Hurricane Irma has hit the British Virgin Islands. We know because Sir Richard Branson has been very keen to tell the world all about it. The damage appears to be significant, but of course cannot be assessed in detail as yet. What we do know is that there will be a cost. This will not only be to the BVI but to other British Overseas Territories, including Anguilla and the Turks and Caicos Islands.
We know that Boris Johnson has said the UK will support these islands, although how is not clear as yet. I have said that there should be a cost to them in terms of extra transparency being demanded as a price for support.
But there is another factor to consider. All three territories I have mentioned are significant tax havens. If there are impacts on St Kitts and Nevis and Bermuda, which are also British Overseas Territories, then they too also fall into this category. Antigua and barbuda and The Bahamas are members of the Commonwealth, and tax havens. These places all set out to undermine the world's tax systems, and are ably assisted in that task by the professional services firms that operate from them, like PWC, EY, Deloitte and KPMG. My question now is a very simple one. It is whether or not both the people making use of these tax havens and those that sell services from them should be required to contribute to the cost of bailing them out?
Should the bankers, lawyers and accountants with branch offices in those places now be expected to very publicly contribute to the cost of supporting the reconstruction required in those communities? What are the Big Four accountants saying about this?
Should companies like Virgin, ultimately headquartered as it is in the British Virgin Islands, be similarly expected to contribute in significant amount, perhaps based on the tax they might have avoided by using the place?
And should the places in question now be expected to raise considerable additional funds for their own benefit by either significantly increasing the charges they make for offshore services (for example, by raising company registration fees), or by charging tax on the companies based in these places?

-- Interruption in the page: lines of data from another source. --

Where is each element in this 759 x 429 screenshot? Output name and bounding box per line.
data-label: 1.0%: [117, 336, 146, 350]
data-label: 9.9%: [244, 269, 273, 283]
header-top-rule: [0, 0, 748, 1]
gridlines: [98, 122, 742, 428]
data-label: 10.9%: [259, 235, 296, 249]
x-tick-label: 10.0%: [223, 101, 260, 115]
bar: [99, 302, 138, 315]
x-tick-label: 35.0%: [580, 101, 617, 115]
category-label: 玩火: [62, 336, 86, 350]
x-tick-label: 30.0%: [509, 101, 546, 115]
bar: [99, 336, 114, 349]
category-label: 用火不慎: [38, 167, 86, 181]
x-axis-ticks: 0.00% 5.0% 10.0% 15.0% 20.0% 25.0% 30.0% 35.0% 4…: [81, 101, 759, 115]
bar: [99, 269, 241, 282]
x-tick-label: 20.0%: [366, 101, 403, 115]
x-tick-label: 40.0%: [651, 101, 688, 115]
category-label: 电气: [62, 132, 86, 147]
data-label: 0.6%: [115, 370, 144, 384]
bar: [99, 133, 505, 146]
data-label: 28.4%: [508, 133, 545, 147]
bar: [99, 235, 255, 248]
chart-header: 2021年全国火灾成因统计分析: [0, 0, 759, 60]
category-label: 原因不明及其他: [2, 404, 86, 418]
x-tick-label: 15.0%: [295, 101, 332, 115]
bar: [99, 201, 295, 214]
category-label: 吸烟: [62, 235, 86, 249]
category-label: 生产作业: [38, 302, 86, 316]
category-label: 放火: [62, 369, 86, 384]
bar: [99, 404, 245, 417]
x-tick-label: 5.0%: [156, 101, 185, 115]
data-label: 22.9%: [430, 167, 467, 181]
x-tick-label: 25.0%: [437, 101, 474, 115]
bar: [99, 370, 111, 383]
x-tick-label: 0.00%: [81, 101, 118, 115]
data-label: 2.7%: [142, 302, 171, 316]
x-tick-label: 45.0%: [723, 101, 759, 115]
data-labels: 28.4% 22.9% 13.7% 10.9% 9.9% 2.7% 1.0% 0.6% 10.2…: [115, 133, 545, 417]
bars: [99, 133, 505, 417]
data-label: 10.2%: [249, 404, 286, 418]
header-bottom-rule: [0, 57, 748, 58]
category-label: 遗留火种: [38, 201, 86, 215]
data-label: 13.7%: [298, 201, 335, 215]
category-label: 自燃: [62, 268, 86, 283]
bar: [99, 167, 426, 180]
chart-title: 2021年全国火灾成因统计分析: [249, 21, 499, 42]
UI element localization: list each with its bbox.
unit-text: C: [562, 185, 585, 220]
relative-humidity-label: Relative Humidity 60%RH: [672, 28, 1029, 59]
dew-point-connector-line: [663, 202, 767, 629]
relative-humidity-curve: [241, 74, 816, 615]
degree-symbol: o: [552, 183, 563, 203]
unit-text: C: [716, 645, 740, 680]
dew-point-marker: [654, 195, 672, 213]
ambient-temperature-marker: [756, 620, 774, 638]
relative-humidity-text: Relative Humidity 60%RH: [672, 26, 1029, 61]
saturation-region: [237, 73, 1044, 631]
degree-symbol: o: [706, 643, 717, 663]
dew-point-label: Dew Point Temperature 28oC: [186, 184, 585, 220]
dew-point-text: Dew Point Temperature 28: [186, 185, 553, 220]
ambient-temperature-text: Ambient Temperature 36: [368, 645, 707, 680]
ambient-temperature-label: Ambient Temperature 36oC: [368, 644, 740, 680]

Global capital uses places like the BVI because they say doing so 'oils the motion of international trade' and sings the praises of tax havens 'tax neutral' environments (where tax neutral means 'no tax'). But tax havens have a cost, and right now it looks like ordinary people in the UK, the Netherlands and France may be bearing much of the cost of bailing out the Caribbean. I think we should do that, come what may. But sending aid has never been, by itself, the answer to aid issues. Asking why aid is needed has always been appropriate as well. These islands cannot be moved out of the eye of some storms. But they can raise tax. And I think it reasonable to think that they should raise tax now.
I look to Boris Johnson for the Foreign Office, Priti Patel at DfID and David Lidington at the Justice Ministry, as the three ministers responsible for this issue, to now take a lead in making this demand. And if it is not made I sincerely hope that they are held to account for their failure to do so.